I met my husband about 8 years ago. We seemed like a really great match. We had a lot of the same values, liked a lot of the same things, and he was attractive and had a great career. The first few years of the relationship were great. There were some red flags which, at the time, I thought were just mistakes that I could forgive. We got married after about 2.5 years together. Then things started really going downhill. He started saying things that went against the values I thought we had in common; he was prejudiced, judgmental, and cruel. When we argued he said things that made me feel really disrespected, but then denied that there was anything wrong with what he said.
Over time, it became full-blown verbal and emotional abuse. He was having rage explosions on pretty much a daily basis. He constantly tried to make me feel like I was selfish, inept, classless, and stupid.
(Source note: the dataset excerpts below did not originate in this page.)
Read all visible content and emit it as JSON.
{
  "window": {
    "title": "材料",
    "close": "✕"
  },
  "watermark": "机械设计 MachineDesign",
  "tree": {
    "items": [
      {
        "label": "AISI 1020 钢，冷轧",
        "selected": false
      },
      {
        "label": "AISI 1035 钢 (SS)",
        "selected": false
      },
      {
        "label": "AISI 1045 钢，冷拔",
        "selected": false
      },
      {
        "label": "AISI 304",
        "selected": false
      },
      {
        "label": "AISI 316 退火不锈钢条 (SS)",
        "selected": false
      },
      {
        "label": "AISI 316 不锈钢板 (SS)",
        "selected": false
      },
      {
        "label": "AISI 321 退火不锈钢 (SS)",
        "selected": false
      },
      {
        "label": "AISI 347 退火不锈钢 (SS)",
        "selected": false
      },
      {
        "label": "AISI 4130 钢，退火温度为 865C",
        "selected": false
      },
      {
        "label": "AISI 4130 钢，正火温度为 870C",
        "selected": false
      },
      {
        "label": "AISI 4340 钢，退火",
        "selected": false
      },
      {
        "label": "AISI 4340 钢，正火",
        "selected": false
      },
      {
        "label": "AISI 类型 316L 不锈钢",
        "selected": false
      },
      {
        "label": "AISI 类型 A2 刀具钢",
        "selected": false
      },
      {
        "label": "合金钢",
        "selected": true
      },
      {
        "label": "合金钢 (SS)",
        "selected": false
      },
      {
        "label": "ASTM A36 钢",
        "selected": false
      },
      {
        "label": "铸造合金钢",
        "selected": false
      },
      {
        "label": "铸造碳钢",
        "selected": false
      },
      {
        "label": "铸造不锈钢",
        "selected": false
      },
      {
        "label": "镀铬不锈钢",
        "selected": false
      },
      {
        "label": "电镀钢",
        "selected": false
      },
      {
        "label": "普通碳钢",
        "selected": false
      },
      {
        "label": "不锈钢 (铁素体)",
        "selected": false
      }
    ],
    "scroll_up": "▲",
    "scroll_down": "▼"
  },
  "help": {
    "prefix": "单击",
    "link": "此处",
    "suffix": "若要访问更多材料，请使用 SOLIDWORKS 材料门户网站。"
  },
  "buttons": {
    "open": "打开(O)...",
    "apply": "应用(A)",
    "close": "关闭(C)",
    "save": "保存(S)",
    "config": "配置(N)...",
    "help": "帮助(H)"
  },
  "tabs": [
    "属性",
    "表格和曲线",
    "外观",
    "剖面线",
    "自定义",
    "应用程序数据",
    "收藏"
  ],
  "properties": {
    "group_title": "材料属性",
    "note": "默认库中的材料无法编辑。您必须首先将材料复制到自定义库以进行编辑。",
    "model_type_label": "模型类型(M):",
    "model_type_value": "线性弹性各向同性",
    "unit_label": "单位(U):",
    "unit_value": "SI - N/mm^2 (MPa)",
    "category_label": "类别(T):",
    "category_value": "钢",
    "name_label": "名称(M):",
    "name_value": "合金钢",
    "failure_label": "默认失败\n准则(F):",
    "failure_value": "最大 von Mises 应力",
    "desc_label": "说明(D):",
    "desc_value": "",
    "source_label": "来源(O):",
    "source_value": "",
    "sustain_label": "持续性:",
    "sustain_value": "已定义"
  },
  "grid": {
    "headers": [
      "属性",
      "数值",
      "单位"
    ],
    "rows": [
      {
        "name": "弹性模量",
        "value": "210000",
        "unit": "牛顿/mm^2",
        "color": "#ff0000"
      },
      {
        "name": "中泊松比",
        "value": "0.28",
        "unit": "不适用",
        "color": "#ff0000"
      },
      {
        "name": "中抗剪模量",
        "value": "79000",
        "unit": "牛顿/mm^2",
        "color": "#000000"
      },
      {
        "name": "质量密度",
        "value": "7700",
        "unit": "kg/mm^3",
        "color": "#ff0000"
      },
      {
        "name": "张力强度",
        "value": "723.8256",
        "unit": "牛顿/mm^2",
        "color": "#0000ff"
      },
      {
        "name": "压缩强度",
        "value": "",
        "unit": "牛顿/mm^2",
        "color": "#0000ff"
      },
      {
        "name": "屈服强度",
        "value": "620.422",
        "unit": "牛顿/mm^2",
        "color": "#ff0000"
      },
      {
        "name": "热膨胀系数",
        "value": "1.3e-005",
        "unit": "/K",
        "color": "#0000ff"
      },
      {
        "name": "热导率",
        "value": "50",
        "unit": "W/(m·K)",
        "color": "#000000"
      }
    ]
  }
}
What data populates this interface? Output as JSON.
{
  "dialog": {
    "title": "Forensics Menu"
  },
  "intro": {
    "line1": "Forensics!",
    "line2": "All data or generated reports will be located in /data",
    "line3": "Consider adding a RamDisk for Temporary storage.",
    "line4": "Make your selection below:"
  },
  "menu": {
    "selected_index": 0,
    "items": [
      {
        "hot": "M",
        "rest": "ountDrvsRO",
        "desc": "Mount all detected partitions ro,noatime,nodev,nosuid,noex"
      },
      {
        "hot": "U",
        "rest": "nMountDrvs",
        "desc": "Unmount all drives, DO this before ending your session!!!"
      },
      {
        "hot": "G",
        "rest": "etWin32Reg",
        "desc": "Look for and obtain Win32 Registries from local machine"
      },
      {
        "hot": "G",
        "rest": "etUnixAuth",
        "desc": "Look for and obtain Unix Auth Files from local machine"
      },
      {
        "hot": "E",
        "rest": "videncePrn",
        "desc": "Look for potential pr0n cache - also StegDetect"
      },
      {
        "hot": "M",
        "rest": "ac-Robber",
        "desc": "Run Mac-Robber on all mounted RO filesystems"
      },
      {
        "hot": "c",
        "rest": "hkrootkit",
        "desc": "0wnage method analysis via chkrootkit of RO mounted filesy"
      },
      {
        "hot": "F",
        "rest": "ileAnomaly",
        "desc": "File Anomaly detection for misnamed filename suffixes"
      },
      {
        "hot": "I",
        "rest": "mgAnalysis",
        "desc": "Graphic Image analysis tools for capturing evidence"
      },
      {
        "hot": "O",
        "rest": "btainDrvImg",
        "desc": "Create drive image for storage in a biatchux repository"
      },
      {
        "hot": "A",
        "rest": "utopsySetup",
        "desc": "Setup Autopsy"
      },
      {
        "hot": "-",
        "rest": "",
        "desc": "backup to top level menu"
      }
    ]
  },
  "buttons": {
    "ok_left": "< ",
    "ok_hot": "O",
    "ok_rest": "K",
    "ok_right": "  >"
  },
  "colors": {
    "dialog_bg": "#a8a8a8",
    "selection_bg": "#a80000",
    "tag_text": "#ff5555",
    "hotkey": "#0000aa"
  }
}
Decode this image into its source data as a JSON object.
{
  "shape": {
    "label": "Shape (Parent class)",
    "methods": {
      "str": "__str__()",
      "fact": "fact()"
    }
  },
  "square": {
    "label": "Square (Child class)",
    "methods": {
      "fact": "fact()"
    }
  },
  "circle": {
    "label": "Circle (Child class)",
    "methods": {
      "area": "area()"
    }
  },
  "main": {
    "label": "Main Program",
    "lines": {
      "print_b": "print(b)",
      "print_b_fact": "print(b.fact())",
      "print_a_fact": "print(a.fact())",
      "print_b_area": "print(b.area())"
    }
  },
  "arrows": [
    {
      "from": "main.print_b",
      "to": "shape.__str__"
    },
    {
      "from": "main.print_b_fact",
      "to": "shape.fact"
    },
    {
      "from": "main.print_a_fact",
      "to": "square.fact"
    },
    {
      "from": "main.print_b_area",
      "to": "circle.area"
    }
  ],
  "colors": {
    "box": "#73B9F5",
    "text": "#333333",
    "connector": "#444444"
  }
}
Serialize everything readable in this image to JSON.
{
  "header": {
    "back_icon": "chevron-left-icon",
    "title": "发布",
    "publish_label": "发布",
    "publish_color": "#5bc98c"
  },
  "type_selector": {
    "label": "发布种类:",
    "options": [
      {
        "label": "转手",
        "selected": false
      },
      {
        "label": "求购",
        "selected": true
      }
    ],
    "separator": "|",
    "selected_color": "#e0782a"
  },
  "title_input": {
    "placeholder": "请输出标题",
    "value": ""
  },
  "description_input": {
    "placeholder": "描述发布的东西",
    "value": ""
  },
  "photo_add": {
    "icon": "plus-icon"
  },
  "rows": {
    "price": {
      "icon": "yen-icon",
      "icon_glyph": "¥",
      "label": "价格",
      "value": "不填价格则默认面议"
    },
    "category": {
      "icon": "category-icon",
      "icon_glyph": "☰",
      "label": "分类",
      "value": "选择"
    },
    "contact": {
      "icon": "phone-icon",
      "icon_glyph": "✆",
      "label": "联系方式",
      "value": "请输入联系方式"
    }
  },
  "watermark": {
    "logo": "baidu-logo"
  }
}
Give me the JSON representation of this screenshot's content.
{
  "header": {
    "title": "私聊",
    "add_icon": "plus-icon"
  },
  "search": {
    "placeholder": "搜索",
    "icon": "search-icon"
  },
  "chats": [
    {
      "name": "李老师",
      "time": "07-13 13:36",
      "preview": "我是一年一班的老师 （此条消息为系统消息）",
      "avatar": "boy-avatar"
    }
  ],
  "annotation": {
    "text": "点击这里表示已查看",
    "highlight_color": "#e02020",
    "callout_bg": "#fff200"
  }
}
He was constantly wracked with anxiety and anger, and since I didn't have some magical combination of words to make him feel better, I was a failure as a wife. He would lay the guilt and blame on me for anything that went wrong in our lives. I walked on eggshells constantly trying to avoid that next rage outburst, but if I fixed one thing, he blew up over something else.
At one point, I realized that his behaviors matched Narcissistic Personality Disorder. Our vows said in sickness and in health, and mental illness is a sickness, so I wanted to try to make it work. I researched ways to deal with someone with NPD or similar behaviors, and I tried. But the more I tried to de-escalate things, the more he escalated. He repeatedly threatened to leave me, kill himself, or kill me. All of which would be my fault. I had insomnia, anxiety attacks, and daily waves of nausea. Finally, I realized that living like this would eventually kill me, so I found an apartment and left.
We separated in February 2014, decided to divorce in April 2014, had our hearing in March 2015, and my divorce will be final TOMORROW!
I've been dating a little bit, nothing serious yet, and I'm not looking for anything serious right now. I'm feeling really good about being on my own, and deciding what I want for myself.